The detailed knowledge of the nanometre-scale structure of memristors and precisely where heat is deposited will help to inform future engineering efforts, said Dr Williams.

He contrasted this with Thomas Edison’s development of the incandescent light bulb, which was characterized by a series of trial and error experiments.   The technology is still very new — memristors were first predicted theoretically in the 1970s, with the first prototype device being built at HP in 2008 — but it has the potential to produce some further amazing gains in electronics’ performance.


Better BIOS Security

May 19, 2011

An article at the Science Daily site reports that the National Institute of Science and Technology has issued a new report on guidelines for achieving better security in the PC BIOS, the initial firmware executed when the PC begins its boot sequence.  (I have talked a bit about what the BIOS does here.)  The report, BIOS Protection Guidelines  [NIST SP 800-147] [PDF], presents and discusses a set of guidelines for getting a secure BIOS implementation.  The key points are:

  1. An approved BIOS Update mechanism.  All updates to the BIOS code must be via an authenticated update mechanism, or a physically-secure local update mechanism.
  2. BIOS updates should be signed using a secure cryptographic protocol.
  3. An optional provision may be made for a physically secure local update mechanism, for emergency use.
  4. The BIOS code stored in the machine’s non-volatile memory should be protected against modification or corruption.
  5. It should not be possible to bypass any of the protection mechanisms.

This is a new area of security attention for the NIST, and a welcome one.  I have often smiled to myself when examining  purportedly secure PC workstations, which in too many cases have access to the BIOS settings (often called “Setup”, or something similar) completely unprotected, even though modern BIOS installations generally provide at least password protection.   If an attacker can access the Setup routine, he can typically boot from a device of choice (such as a USB flash drive or a CD-ROM).  If he can then go further, and modify the BIOS code, he can give himself a wide menu of malicious possibilities.

Without appropriate protections, attackers could disable systems or hide malicious software by modifying the BIOS. This guide is focused on reducing the risk of unauthorized changes to the BIOS.

As Ken Thompson pointed out in his 1984 Turing Award lecture, Reflections on Trusting Trust, malicious code at this level can be very difficult to find.

In demonstrating the possibility of this kind of attack, I picked on the C compiler.
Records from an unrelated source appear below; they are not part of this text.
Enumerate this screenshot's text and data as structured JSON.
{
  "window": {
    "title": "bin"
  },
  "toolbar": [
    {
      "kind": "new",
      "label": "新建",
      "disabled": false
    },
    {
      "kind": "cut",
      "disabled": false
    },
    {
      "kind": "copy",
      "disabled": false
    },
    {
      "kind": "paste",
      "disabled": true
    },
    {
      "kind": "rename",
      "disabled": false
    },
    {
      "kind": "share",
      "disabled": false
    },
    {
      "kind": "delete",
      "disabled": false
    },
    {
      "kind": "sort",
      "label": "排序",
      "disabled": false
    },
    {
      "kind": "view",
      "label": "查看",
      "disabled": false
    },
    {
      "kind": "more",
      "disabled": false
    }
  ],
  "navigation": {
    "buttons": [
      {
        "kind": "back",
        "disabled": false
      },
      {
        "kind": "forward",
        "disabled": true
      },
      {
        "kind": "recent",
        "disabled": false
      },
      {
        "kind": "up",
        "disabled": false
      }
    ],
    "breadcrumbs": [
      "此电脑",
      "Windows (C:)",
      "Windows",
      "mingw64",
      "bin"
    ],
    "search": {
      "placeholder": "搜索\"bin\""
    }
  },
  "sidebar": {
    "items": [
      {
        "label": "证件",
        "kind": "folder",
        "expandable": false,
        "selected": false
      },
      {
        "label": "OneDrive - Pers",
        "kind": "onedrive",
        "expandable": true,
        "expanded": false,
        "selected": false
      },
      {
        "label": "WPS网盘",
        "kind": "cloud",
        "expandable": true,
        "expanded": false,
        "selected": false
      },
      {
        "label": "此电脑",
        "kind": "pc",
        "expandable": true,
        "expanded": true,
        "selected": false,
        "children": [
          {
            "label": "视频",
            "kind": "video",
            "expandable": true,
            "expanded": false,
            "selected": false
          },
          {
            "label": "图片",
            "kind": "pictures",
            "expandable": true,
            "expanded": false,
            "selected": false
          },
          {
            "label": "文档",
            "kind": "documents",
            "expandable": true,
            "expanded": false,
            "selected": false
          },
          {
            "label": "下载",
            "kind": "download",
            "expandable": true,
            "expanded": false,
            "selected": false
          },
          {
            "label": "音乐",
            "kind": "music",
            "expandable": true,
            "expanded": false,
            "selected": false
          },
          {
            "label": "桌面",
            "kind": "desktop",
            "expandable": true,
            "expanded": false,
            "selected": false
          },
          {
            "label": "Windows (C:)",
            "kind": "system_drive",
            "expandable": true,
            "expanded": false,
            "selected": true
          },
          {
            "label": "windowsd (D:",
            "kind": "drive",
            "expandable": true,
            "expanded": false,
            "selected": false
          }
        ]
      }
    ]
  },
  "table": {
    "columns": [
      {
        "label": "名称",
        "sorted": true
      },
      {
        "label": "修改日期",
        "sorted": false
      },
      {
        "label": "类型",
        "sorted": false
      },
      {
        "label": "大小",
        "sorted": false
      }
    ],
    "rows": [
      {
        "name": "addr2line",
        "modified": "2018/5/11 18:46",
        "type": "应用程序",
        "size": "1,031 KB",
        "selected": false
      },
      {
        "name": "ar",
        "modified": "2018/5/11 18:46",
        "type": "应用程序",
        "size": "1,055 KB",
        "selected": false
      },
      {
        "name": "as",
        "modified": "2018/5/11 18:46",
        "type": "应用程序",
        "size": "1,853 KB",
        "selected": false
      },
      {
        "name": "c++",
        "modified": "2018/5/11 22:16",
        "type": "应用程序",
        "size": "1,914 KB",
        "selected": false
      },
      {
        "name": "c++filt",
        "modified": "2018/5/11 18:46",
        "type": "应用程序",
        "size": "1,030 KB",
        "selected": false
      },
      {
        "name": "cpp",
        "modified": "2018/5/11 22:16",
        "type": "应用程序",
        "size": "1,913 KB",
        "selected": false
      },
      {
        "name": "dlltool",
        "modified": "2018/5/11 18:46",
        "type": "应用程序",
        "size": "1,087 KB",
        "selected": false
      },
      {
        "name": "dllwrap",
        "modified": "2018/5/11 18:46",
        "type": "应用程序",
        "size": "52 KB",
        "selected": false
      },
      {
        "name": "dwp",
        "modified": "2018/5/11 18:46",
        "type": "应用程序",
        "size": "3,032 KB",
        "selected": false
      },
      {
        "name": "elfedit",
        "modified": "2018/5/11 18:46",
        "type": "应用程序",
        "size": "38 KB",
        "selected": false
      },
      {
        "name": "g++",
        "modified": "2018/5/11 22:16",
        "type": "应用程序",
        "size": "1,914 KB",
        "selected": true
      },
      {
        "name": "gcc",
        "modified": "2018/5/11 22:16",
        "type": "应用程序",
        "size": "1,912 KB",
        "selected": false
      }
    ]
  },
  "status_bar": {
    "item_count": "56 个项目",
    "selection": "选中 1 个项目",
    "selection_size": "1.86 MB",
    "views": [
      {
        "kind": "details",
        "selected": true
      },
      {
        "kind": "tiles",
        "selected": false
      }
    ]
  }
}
I could have picked on any program-handling program such as an assembler, a loader, or even hardware microcode. As the level of program gets lower, these bugs will be harder and harder to detect. A well installed microcode bug will be almost impossible to detect.

The report is timely, because many manufacturers are at the point of using new BIOS implementations, including those using the new Unified Extensible Firmware Interface [UEFI] specification.

The NIST report also makes suggestions for system management practices to complement improved BIOS security.

The publication also suggests management best practices that are tightly coupled with the security guidelines for manufacturers. These practices will help computer administrators take advantage of the BIOS protection features as they become available.

It also contains a very good summary of how the boot process works, both for conventional and UEFI implementations.